With the second half of this baseball season upon us, let’s be ready to profit as much as possible. Top Sportsbooks release their baseball betting odds every day. While the options are always there, you’ll be the one who decides what to bet on. But there is also help for you. Here is advice to help you make the right choices when you visit the online sports betting sites.
There are certain facts that make betting on baseball different from betting on other sports. One fact is the length of the season: 162 games. In a different sport with fewer games, it may be more beneficial to rigidize a conception of who a team is, what a team’s identity is, whether it looks good or not.
But in baseball, teams have more time to figure things out. A good example is the 2017 Dodgers. To start the season, they were struggling to hit against left-handed pitchers. This struggle represented a continuation of their 2016 season in which they likewise had significant problems when facing southpaws.
However, as evident in their dramatic uptick in OPS against southpaws, their lineup turned a weakness into a strength. Overtime, they became reliable when facing left-handed pitchers. That year’s Dodger squad shows that you will be punished for forming prejudices early in the season.
I get that it’s tempting to create formulae like: fade the Dodgers against lefties or, this season, back the White Sox against lefties. These formulae would make betting a simpler process. But, in a long season, you have to be ready to adjust your conception of different teams. So my first piece of advice is to be flexible.

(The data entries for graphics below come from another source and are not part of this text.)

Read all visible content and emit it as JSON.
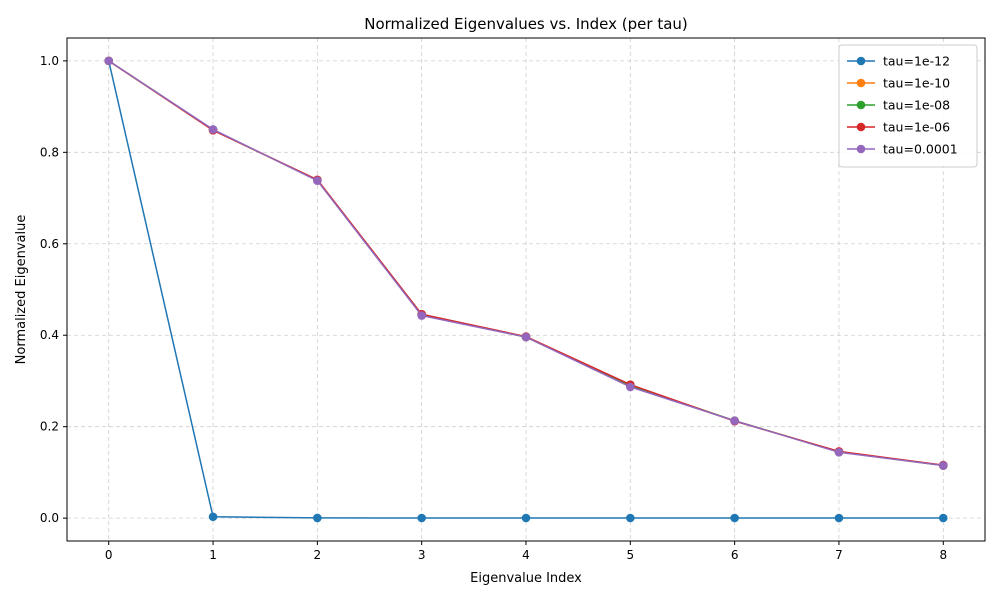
{
  "chart_data": {
    "type": "line",
    "title": "Normalized Eigenvalues vs. Index (per tau)",
    "xlabel": "Eigenvalue Index",
    "ylabel": "Normalized Eigenvalue",
    "x": [
      0,
      1,
      2,
      3,
      4,
      5,
      6,
      7,
      8
    ],
    "xlim": [
      -0.4,
      8.4
    ],
    "ylim": [
      -0.05,
      1.05
    ],
    "xticks": [
      "0",
      "1",
      "2",
      "3",
      "4",
      "5",
      "6",
      "7",
      "8"
    ],
    "yticks": [
      "0.0",
      "0.2",
      "0.4",
      "0.6",
      "0.8",
      "1.0"
    ],
    "grid": true,
    "legend_position": "top-right",
    "marker": "circle",
    "series": [
      {
        "name": "tau=1e-12",
        "color": "#1f77b4",
        "values": [
          1.0,
          0.003,
          0.0005,
          0.0003,
          0.0003,
          0.0003,
          0.0003,
          0.0003,
          0.0003
        ]
      },
      {
        "name": "tau=1e-10",
        "color": "#ff7f0e",
        "values": [
          1.0,
          0.849,
          0.739,
          0.445,
          0.396,
          0.29,
          0.213,
          0.145,
          0.115
        ]
      },
      {
        "name": "tau=1e-08",
        "color": "#2ca02c",
        "values": [
          1.0,
          0.849,
          0.739,
          0.445,
          0.396,
          0.29,
          0.213,
          0.145,
          0.115
        ]
      },
      {
        "name": "tau=1e-06",
        "color": "#d62728",
        "values": [
          1.0,
          0.848,
          0.74,
          0.446,
          0.397,
          0.292,
          0.212,
          0.146,
          0.116
        ]
      },
      {
        "name": "tau=0.0001",
        "color": "#9467bd",
        "values": [
          1.0,
          0.85,
          0.738,
          0.443,
          0.396,
          0.287,
          0.213,
          0.144,
          0.115
        ]
      }
    ]
  }
}
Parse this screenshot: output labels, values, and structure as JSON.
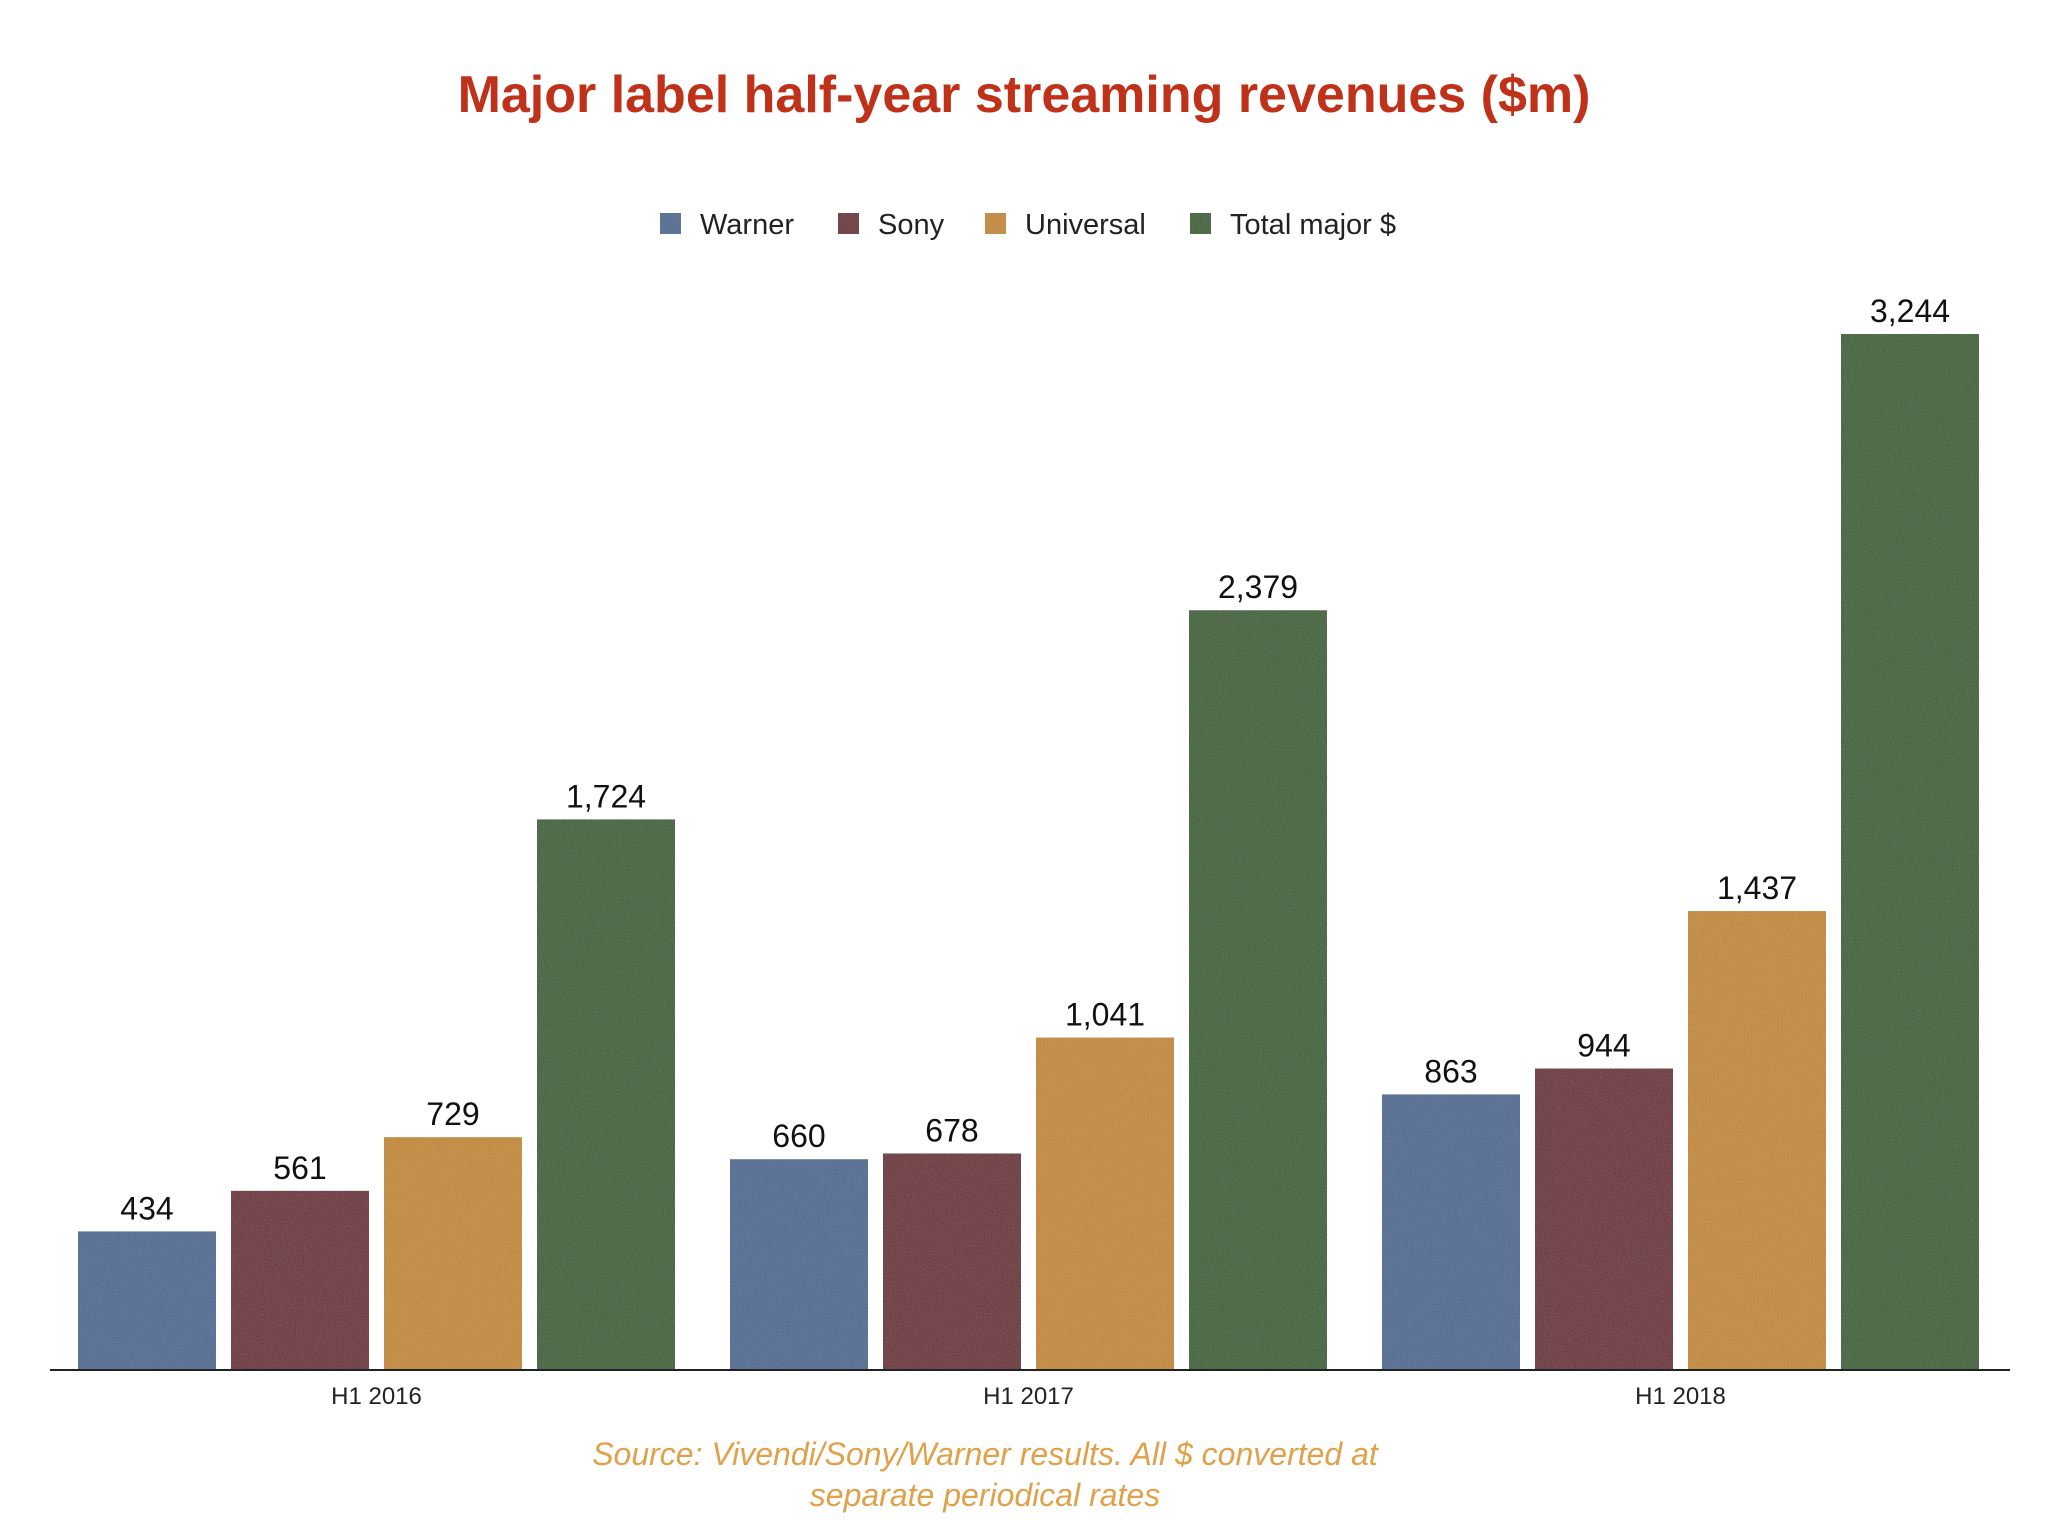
{
  "chart_data": {
    "type": "bar",
    "title": "Major label half-year streaming revenues ($m)",
    "categories": [
      "H1 2016",
      "H1 2017",
      "H1 2018"
    ],
    "series": [
      {
        "name": "Warner",
        "color": "#4e6b93",
        "values": [
          434,
          660,
          863
        ],
        "labels": [
          "434",
          "660",
          "863"
        ]
      },
      {
        "name": "Sony",
        "color": "#6b2a30",
        "values": [
          561,
          678,
          944
        ],
        "labels": [
          "561",
          "678",
          "944"
        ]
      },
      {
        "name": "Universal",
        "color": "#c4892f",
        "values": [
          729,
          1041,
          1437
        ],
        "labels": [
          "729",
          "1,041",
          "1,437"
        ]
      },
      {
        "name": "Total major $",
        "color": "#3b6130",
        "values": [
          1724,
          2379,
          3244
        ],
        "labels": [
          "1,724",
          "2,379",
          "3,244"
        ]
      }
    ],
    "ylim": [
      0,
      3244
    ],
    "xlabel": "",
    "ylabel": "",
    "grid": false,
    "legend_position": "top-center",
    "source": [
      "Source: Vivendi/Sony/Warner results. All $ converted at",
      "separate periodical rates"
    ]
  }
}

This piece of advice follows from the first: be careful with stats. Season-long stats reflect how a team or individual has performed in the entirety of the season. The thing is, what happened to a given team in April may not be relevant to evaluating that team in July. Instead of looking at season-long stats, I recommend taking an extra step and looking at stats from a certain range of days that is more recent.
In such a long season, more recent stats will more accurately reflect a given team or player than season-long stats. One good example of a potentially misleading stat is ERA. A pitcher’s ERA — like Kyle Hendricks’s, for example — may be as high as it is because of early-season struggles. But Hendricks is performing well at the moment, so his current ERA is misleading in that, by being inflated by his early-season struggles, it makes him seem less desirable to back than he should be.
With your MLB picks in mind, I don’t recommend ever blindly betting on or for a team because of injuries. There may be good reasons why you should expect an injury to be meaningful to the outcome of a given game. But “that player is good” is rarely such a reason. Match-ups often matter more than player talent, so you’ll want to see how the replacement stacks up against the pitcher.
Besides, your bet should not have hinged in the first place on a single hitter when there are going to be eight other guys in the lineup. One case in which I find injuries to be very meaningful is in the case of starting pitchers. Sometimes, awful guys have to pitch because other starters in the rotation are injured. These injury-induced cases create a lot of promise for your Sports Betting. You’ll want to keep track of the injury situations at each team in order to find these situations and take advantage.
Finally, I recommend betting on the numbers, not the teams. When you are deciding which team or total to bet on, look at the MLB Odds before you decide what looks like a good bet. To understand why, understand that some of your bets will lose. Teams you like will lose. This is a part of betting in general: sometimes we will lose.
But if you don’t focus on finding betting value, on finding good numbers, then you create a lower margin of error for yourself in terms of staying within your self-prescribed bankroll because you’ll lose more money than you would have. So while value-hunting will still lead to some losses, you’ll lose less money and require fewer wins in order to generate a larger profit for yourself.